容嬷嬷听见这话,感觉被噎住了,一下忘了后面要说的话,也忘了要喊疼。
茌好说:“母亲说的是,看来这个恰恰的时间有点长。”
“这……也许是容嬷嬷好了吧。”茌夫人迟疑道,“容嬷嬷,你可是不疼了?那我就让人去说一声,不用请大夫了。”

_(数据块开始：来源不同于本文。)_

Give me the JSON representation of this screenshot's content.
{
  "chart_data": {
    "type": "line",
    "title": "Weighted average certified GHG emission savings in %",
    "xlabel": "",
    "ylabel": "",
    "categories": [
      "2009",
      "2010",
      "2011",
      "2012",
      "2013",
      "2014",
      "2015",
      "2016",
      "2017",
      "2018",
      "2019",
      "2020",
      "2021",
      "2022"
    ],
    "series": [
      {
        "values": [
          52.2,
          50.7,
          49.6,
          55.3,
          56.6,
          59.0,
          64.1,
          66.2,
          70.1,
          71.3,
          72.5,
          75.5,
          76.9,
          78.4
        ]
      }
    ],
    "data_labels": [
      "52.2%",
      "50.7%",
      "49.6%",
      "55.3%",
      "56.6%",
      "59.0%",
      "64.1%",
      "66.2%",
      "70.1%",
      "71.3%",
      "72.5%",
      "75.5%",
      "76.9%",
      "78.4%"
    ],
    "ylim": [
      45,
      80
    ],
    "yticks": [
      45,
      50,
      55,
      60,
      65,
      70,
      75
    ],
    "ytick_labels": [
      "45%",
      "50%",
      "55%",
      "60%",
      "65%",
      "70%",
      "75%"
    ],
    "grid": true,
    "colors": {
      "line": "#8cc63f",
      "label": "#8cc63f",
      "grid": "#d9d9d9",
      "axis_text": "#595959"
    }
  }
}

容嬷嬷一听,顿时发出尖锐的叫声,“啊!疼!疼!大夫怎么还不来啊……”
她整个人缩成一团,疼得直吸气。
茌夫人看向茌好,悄悄笑了笑,说:“看吧,我就说这只是巧合,你还不信。这不,又开始疼了。”
茌好感觉到她话语间的嘲讽,憋笑不已。
“母亲说的是。”
“夫人。”白妈妈对着茌夫人摇了摇头。
茌夫人眼中闪过了然之色。
难怪阻止的不强硬,看来是已经把东西藏好了,根本不怕搜。
茌好皱眉,悄悄问茌夫人,“要不要审问一下她?看她把东西藏哪里了。”
这巫蛊之术好像挺严重的,还是要把东西找出来比较好。
茌夫人微微摇头,“不急,她这么做必然有后招?不然就算藏起来又有何用?”
巫蛊之术这么大的事情,不是容嬷嬷一个小小的奴才可以干出来的。
就在容嬷嬷声音已经有些沙哑,几乎没有力气翻滚的时候,外面传来柳儿的声音。
“夫人,大夫请回来了。”
茌夫人摆了摆手,“快把大夫请进来。”
茌好疑惑,就算我亲自骑马去请大夫,一来一回少说也得两刻钟。
怎么这去请大夫的人动作这么快,还不到一刻钟就把人请回来了,这是飞去的?
却见进来的大夫不是她见过的任何一个回春堂的大夫,而是一个陌生的面孔。